This action involves a contract dispute on a construction project between a subcontractor General Property Construction Co. ("General Property") and a sub-subcontractor Empire Office, Inc. ("Empire"). Now before the Court is Empire's motion for summary judgment (ECF. No. 48) and General Property's amended motion to strike Empire's filings in support of its motion for summary judgment (ECF No. 52). After careful review of the relevant record in this case, the Court denies both motions.

The Court notes that since Empire filed its motion for summary judgment, General Property withdrew its claims for one-month lost wages and lost profits totaling $1,732,784.07. (ECF No. 57.) Empire's argument that General Property cannot recover lost profits is denied as moot, and General Property can no longer pursue those claims.

1. Background

This case concerns a contract dispute on a construction project called the Miami World Center Paramount, a luxury 57-story condominium complex. The general contractor and Empire, the subcontractor, agreed that Empire would perform a portion of the work. (ECF No. 42-10.)

General Property and Empire were in the process of negotiating a written sub-subcontract that was never signed. (ECF Nos. 54 at ¶11; 42-7 at 84.) The sub-subcontract stated that General Property was to furnish construction labor and materials relating to the installation of the bathrooms for the Paramount project. (ECF No. 42-2.) No evidence in the record suggests that a final version of the sub-subcontract was ever signed. (ECF No. 42-7 at 86.) The parties agree, and the record supports, that the parties had some sort of oral agreement. (ECF Nos. 48 at ¶14; 55 at ¶14.) Empire contends that General Property agreed to adhere to its proposal, the agreed schedule of values, and the scope of work in exchange for payment. (ECF Nos. 48 at ¶14; 43-1 at ¶ 6.) General Property contends that the parties verbally agreed to the contents of the sub-subcontract even though it was never formally signed. (ECF Nos. 55 at ¶ 14; 42-7 at 101.)

On October 2, 2017 General Property began working on the project.

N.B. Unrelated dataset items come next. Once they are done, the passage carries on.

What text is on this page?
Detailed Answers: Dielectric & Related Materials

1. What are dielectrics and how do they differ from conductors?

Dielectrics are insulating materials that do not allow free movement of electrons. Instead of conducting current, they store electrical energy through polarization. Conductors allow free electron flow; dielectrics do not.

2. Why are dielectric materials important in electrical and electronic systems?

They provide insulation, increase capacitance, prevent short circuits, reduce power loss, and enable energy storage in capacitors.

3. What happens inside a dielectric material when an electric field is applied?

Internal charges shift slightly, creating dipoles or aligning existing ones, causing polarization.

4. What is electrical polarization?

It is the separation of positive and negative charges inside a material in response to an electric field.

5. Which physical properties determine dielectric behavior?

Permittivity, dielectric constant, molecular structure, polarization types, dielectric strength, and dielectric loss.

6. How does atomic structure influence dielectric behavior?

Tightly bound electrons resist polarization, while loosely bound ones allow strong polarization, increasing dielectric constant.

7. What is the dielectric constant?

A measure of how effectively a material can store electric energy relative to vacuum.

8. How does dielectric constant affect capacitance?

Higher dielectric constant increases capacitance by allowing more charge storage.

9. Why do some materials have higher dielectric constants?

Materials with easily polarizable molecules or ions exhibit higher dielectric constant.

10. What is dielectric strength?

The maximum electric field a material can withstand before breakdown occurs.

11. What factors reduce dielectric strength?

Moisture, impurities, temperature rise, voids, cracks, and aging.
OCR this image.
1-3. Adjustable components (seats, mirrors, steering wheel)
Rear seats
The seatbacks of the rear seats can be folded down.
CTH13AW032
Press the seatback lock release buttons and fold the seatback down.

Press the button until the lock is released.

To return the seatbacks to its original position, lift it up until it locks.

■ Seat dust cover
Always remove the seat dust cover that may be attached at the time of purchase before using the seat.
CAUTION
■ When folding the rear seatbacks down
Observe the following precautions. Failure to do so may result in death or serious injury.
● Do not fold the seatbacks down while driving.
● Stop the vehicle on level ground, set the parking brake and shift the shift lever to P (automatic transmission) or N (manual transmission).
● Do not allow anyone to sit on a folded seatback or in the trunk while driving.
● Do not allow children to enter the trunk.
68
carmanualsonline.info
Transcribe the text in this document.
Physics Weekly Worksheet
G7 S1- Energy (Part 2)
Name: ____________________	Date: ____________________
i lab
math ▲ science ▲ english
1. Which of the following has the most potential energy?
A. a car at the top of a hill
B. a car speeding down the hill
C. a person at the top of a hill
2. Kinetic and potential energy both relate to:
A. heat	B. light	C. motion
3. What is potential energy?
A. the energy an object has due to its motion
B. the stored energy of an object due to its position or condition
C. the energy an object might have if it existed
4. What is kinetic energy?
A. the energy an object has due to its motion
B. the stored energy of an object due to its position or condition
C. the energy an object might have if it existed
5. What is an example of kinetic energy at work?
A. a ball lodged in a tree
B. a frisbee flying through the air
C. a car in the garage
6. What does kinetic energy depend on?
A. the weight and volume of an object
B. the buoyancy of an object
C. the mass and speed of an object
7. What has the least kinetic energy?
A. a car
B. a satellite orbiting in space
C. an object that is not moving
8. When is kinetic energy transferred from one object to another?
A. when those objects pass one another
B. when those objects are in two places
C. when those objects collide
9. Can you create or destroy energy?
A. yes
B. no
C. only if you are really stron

The general contractor considered at least some of General Property's work to be "unacceptable." (ECF No. 42-6 at 12.) For example, the general contractor complained that the floor tiles "are not level and inconsistent" and that the wall tiles were not aligned properly. (ECF No. 42-6 at 12.) As a result, corrective work was needed. The shower wall and bathroom floor tiles needed to be re-installed with a full mud set because they were initially installed with "spot setting." (ECF No. 42-6 at 16.)

General Property submitted ten invoices to Empire between October 2, 2017 and March 21, 2018 for a total invoiced amount of $848,983.91. (ECF No. 43-13 at No. 2.) Empire paid General Property $673,776.92, and General Property executed releases for these payments through February 26, 2018. All that remain are two invoices: one from March 1, 2018 and another from March 21, 2018 totaling $186,061.75. (ECF No. 42-13 at No. 10.)

On March 23, 2018, Empire fired General Property from the project via email. (ECF No. 42-6 at 31.) No reason for the termination was given in the email. Id. As a result, General Property filed suit claiming that Empire breached their contract by wrongfully terminating it from the project. General Property completed 19.26% of the project before termination. (ECF No. 12-7 at 171.) General Property claims $186,061.45, the total of the two outstanding invoices, and $17,367.75 in unpaid retainage. (ECF No. 42-13 at No. 10.)1 Empire counterclaimed against General Property for breach of contract and negligence.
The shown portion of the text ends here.